Hoje, às 17h30, na igreja matriz da Póvoa de Santo Adrião (Odivelas) o
patriarca de Lisboa, D. Manuel Clemente,
apresentará um novo volume, dedicado a Santo Adrião, Santa Natália e S. Manços (a festa católica litúrgica
de Santo Adrião assinalou-se no passado dia 4). No final desta série, haverá um
total de doze títulos e 22 figuras de santos – o trabalho sobre S. Veríssimo
inclui também os perfis de Máximo e Júlia, enquanto o texto
sobre Santa Justa fala também de Rufina, pois ambas estão ligadas na tradição
popular.
O director da colecção explica que os
diferentes volumes “partem dos textos mais antigos” e das tradições de culto “na
Península Ibérica em período visigótico e moçárabe”. Ou seja, os santos
apresentados são todos anteriores à formação da nacionalidade. Mas nem por isso
menos influentes na tradição popular e literária, bem como no forjar da
identidade cultural da região que viria a ser Portugal (ou mesmo da Península
Ibérica, em alguns casos).
O caso de São Vicente, o primeiro
título da colecção, é paradigmático da “espantosa difusão” que o culto de
algumas destas figuras “alcançou nos séculos anteriores à nossa nacionalidade”.

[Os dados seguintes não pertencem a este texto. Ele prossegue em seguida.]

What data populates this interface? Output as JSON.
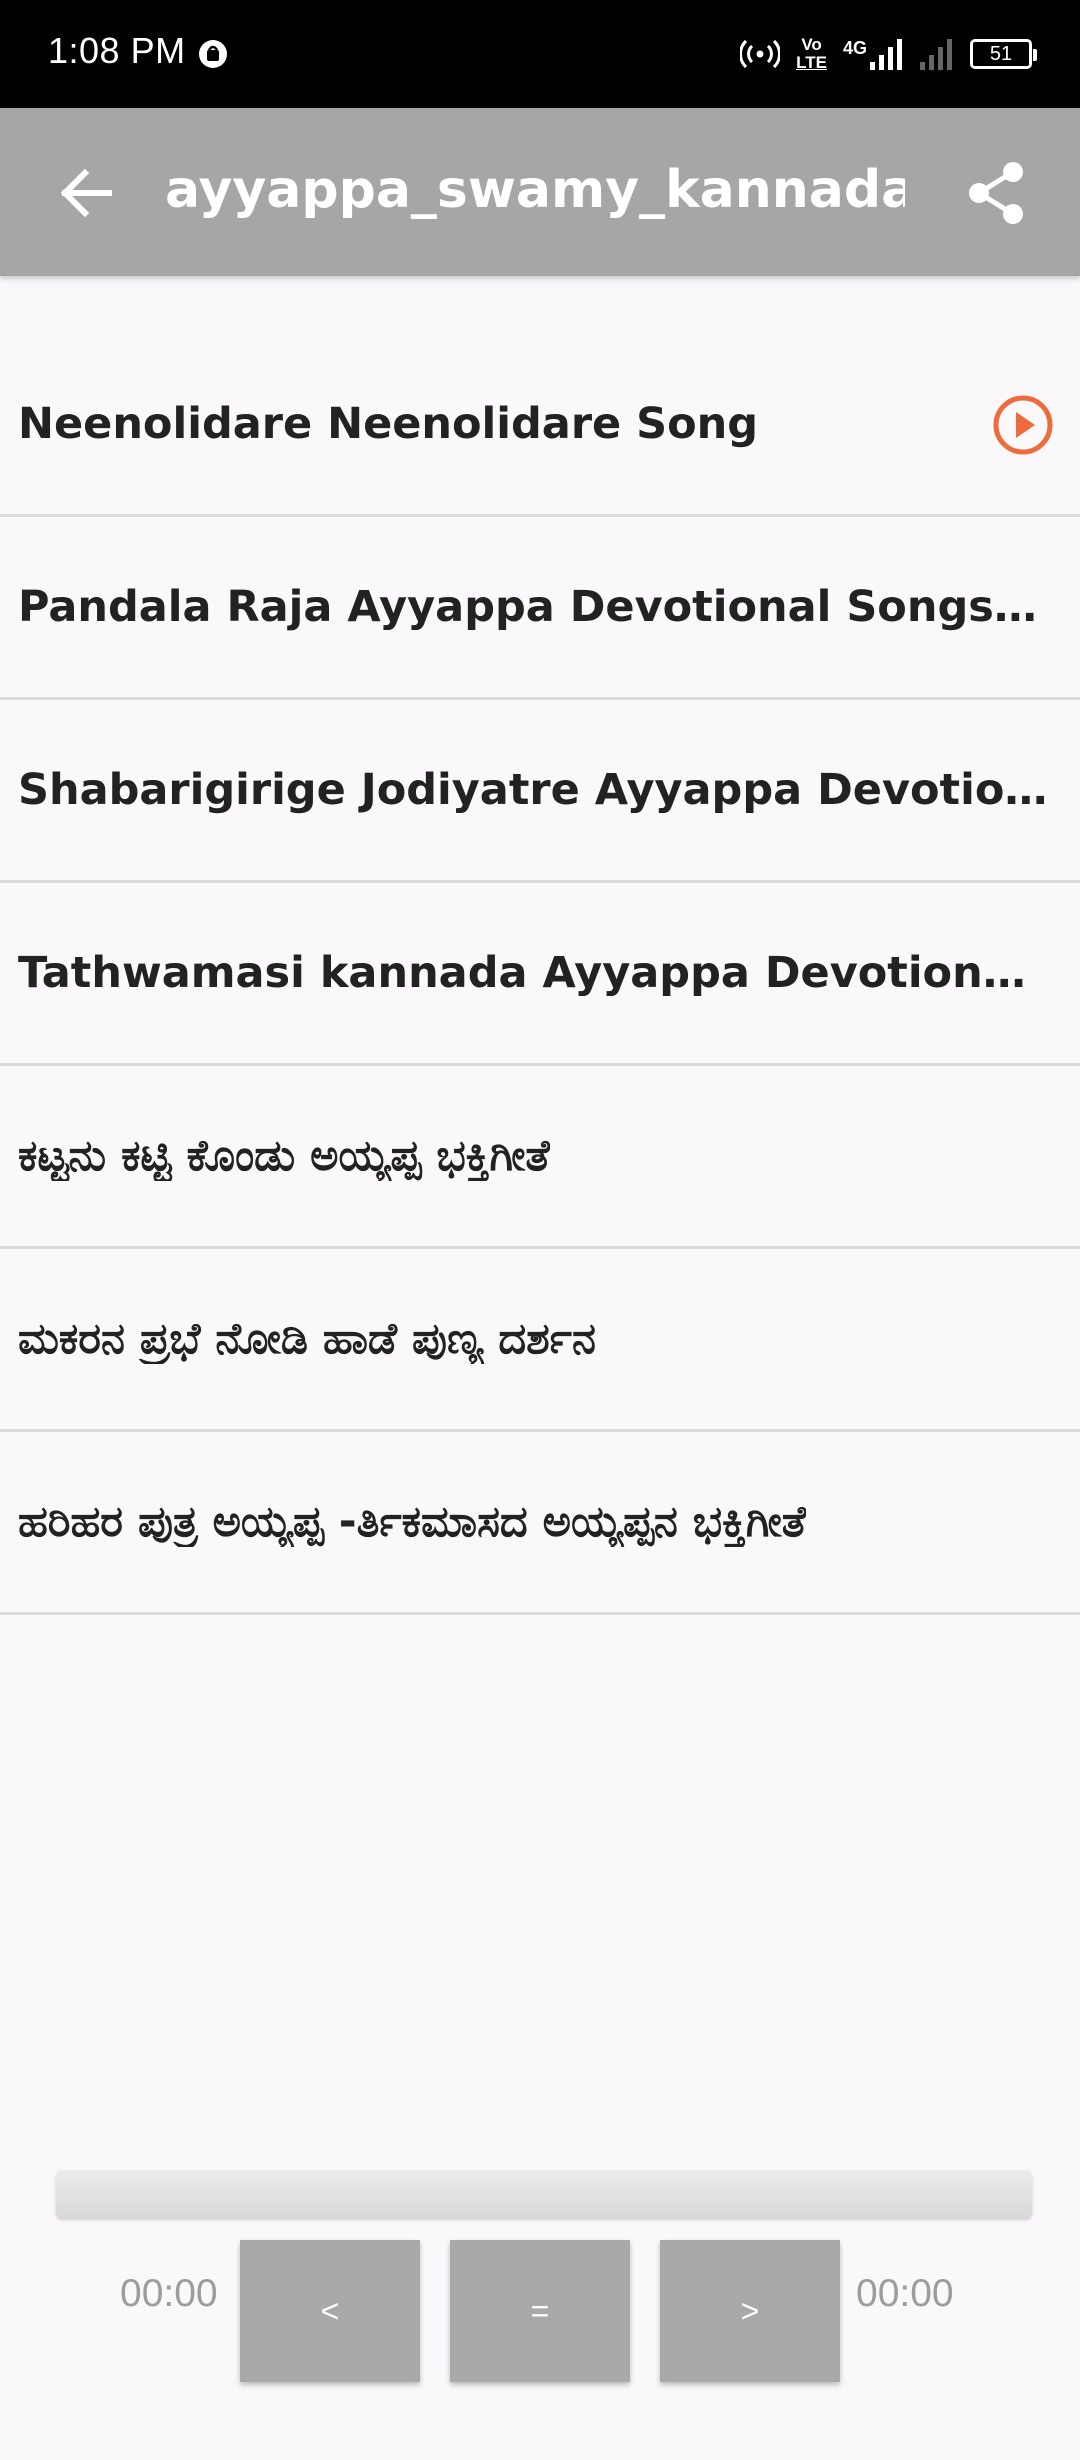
{
  "status_bar": {
    "time": "1:08 PM",
    "battery": "51",
    "icons": [
      "app-notification-icon",
      "hotspot-icon",
      "volte-icon",
      "4g-signal-icon",
      "signal-icon",
      "battery-icon"
    ],
    "volte_top": "Vo",
    "volte_bottom": "LTE",
    "network": "4G"
  },
  "app_bar": {
    "title": "ayyappa_swamy_kannada_",
    "back_icon": "arrow-back-icon",
    "share_icon": "share-icon"
  },
  "songs": [
    {
      "title": "Neenolidare Neenolidare Song"
    },
    {
      "title": "Pandala Raja Ayyappa Devotional Songs Kannada"
    },
    {
      "title": "Shabarigirige Jodiyatre  Ayyappa Devotional Song"
    },
    {
      "title": "Tathwamasi kannada Ayyappa Devotional song"
    },
    {
      "title": "ಕಟ್ಟನು ಕಟ್ಟಿ ಕೊಂಡು  ಅಯ್ಯಪ್ಪ ಭಕ್ತಿಗೀತೆ"
    },
    {
      "title": "ಮಕರನ ಪ್ರಭೆ ನೋಡಿ ಹಾಡೆ ಪುಣ್ಯ ದರ್ಶನ"
    },
    {
      "title": "ಹರಿಹರ ಪುತ್ರ ಅಯ್ಯಪ್ಪ  -ರ್ತಿಕಮಾಸದ ಅಯ್ಯಪ್ಪನ ಭಕ್ತಿಗೀತೆ"
    }
  ],
  "colors": {
    "accent": "#ee6b3b",
    "app_bar": "#a6a6a6",
    "button": "#a9a9a9"
  },
  "player": {
    "current_time": "00:00",
    "total_time": "00:00",
    "prev_label": "<",
    "pause_label": "=",
    "next_label": ">",
    "progress": 0
  }
}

No caso de São Vicente, ele chegou à Península Ibérica, à Gália, à Grécia ou à Península
Itálica. No caso do actual território português, acabou por ficar
indissoluvelmente ligado a Lisboa, como seu padroeiro, apesar de esta não ser a
única cidade a presumir ter as suas relíquias: também Castres e Metz (actual
França), Bari, San Vincenzo al Volturno, Cortona, Benevento (Itália) e
Monembasia (Grécia) reivindicavam ter o corpo do santo.
A Paixão
de São Vicente, Diácono e Mártir, um texto visigótico do século VI, culmina
precisamente com a história do achamento do corpo do santo, que tinha sido
escondido, e a extensão do culto: “Desta igreja, levaram o santo Vicente para a
catedral, onde é consagrado sob o altar. O local, dedicado pela piedade a Deus
e venerável pelas relíquias, glorificou-o ao ser por ele glorificado. Depois,
as trasladações de relíquias para muitos locais fizeram o seu culto crescer.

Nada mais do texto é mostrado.